Green is referring to the Haus of Ruckus characters of Fungus and Johnny, whom Green and Vo portrayed in both “Jacques”alope and “Pants” Labyrinth, and whom are presumably modeled on people not unlike the authors. But just because The Frogs' protagonists are Dionysus and Xanthias, don't presume you consequently won't be seeing Green and Vo.

“This will sounds more egotistical than it is,” says Vo, “but we are in it, and initially, we weren't planning to be in it. But as we were writing … .” He trails off. “I don't know. You'll see. We don't feature in the show in any particularly lengthy way.”

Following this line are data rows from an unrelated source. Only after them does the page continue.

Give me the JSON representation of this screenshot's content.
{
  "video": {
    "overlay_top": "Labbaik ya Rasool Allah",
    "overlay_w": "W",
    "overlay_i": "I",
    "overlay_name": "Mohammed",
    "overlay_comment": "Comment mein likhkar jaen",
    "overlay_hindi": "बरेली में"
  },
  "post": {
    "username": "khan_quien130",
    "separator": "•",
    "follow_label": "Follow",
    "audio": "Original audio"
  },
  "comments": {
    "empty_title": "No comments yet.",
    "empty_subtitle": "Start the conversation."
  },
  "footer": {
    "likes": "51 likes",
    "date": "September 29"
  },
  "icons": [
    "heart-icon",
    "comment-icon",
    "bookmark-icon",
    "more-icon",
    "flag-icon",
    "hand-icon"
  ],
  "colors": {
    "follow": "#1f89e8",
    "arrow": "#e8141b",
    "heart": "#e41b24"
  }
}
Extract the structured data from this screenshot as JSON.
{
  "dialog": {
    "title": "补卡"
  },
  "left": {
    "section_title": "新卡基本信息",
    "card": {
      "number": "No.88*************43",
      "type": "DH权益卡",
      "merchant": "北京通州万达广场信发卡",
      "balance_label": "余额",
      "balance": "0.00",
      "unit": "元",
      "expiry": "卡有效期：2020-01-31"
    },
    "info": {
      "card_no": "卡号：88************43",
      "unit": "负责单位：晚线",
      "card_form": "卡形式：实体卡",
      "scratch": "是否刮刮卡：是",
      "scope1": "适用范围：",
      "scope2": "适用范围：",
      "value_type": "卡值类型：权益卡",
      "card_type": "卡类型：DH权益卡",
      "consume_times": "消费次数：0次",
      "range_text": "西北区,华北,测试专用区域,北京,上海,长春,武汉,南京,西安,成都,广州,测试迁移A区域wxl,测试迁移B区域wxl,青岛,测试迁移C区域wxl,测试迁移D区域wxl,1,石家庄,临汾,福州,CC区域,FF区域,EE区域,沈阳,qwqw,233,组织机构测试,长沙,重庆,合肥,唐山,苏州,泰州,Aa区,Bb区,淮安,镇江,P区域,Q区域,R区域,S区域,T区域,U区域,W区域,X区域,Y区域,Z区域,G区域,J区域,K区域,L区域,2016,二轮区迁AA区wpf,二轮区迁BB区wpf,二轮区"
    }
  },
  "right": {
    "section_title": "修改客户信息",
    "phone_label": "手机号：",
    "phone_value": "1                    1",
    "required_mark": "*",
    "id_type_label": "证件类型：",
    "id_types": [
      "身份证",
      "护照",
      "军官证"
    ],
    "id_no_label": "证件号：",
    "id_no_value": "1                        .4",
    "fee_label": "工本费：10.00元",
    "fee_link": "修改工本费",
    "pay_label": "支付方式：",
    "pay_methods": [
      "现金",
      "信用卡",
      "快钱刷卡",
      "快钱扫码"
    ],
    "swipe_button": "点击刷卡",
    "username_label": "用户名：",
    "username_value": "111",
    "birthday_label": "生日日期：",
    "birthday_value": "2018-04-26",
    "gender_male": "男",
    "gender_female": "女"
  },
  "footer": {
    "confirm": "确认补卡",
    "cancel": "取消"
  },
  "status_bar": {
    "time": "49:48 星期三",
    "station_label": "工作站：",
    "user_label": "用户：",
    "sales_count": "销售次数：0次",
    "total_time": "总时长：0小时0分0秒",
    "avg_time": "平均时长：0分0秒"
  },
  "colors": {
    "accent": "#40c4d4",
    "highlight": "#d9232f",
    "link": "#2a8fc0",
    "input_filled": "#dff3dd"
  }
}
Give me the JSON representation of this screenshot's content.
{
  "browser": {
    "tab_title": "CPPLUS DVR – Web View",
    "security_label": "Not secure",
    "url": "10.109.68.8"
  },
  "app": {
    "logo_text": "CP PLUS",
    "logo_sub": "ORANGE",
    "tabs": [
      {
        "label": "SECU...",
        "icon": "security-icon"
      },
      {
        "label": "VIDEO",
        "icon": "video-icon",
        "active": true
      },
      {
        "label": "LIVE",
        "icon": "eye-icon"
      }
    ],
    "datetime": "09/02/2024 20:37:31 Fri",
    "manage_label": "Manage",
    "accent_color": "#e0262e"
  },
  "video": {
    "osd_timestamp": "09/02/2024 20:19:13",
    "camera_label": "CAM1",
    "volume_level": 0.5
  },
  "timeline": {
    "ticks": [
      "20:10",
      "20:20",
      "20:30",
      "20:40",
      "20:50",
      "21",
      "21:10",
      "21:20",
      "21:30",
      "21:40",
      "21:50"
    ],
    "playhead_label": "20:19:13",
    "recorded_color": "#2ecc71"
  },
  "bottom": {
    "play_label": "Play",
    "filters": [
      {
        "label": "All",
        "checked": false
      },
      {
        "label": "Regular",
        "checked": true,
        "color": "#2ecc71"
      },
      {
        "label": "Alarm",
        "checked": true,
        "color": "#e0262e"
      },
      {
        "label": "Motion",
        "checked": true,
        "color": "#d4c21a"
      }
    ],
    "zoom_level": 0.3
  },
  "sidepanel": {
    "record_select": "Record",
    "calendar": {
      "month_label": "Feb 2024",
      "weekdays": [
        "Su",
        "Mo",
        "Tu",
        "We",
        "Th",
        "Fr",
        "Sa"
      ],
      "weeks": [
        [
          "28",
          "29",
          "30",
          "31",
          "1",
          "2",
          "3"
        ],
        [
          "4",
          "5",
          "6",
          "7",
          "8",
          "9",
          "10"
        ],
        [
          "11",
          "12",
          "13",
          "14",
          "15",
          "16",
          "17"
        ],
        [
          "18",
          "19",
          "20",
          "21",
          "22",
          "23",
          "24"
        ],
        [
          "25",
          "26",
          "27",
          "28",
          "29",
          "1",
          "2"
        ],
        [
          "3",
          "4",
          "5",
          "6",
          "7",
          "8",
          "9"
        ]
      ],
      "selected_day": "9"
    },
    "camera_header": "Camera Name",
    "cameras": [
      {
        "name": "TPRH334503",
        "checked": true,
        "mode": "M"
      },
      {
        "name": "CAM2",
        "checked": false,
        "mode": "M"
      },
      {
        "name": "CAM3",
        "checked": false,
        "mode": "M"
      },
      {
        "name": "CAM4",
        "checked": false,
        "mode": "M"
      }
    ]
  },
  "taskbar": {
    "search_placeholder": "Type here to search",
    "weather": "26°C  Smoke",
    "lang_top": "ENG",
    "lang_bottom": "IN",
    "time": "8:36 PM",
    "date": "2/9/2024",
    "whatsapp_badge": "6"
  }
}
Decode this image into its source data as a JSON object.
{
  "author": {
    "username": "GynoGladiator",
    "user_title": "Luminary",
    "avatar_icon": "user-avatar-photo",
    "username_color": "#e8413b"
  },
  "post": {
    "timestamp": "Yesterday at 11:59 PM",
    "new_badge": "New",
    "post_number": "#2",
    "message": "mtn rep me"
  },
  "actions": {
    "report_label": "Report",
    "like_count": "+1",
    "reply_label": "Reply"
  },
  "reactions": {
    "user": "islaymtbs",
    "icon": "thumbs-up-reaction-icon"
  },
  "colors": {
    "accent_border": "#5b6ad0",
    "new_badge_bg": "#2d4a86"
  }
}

In addition to the playwrights themselves, Green's and Vo's production of The Frogs will boast a cast featuring Olivia Akers, Guy Cabell, Kathy Calder, Nathan Elgatian, Jacob Lund, Jeremy Mahr, Katie Phillips, Max Robnett, Shannon Ryan, Erica Seabloom, Haley Woolley, and Guild's executive director Isabel Dawson, who also serves as producer and props designer. And with Liz Sager acting as stage manager, the show's creative team includes assistant stage manager Kayla Brix, technical director Andy Shearouse, choreographer Lily Blouin

But while The Frogs will be much like the silly, cheeky, summer-ending slapsticks Guild patrons have become accustomed to, Green and Vo stress that their production won't be precisely like those in the past, at least in regard to Don Wooten's much-loved – and sometimes -feared – tendency to poke sweetly vicious fun at area politicians, institutions, and even Guild itself.

“That was definitely a part of the writing process,” admits Vo, “where we were like, 'Okay, what do we do about this?' Because as writers, we aren't particularly roast-spirited, and don't naturally write that way. What we poke fun of is usually ourselves. And so we were very nervous about doing a full-on 'roast' style. But I think that we found a happy medium. You will still hear familiar names and go 'Oh, I've been there!' or 'I know that!' or 'That's something I've interacted with in the Quad Cities theatre scene!' But maybe not necessarily in a way that will lead to anyone sending us a strongly worded e-mail.”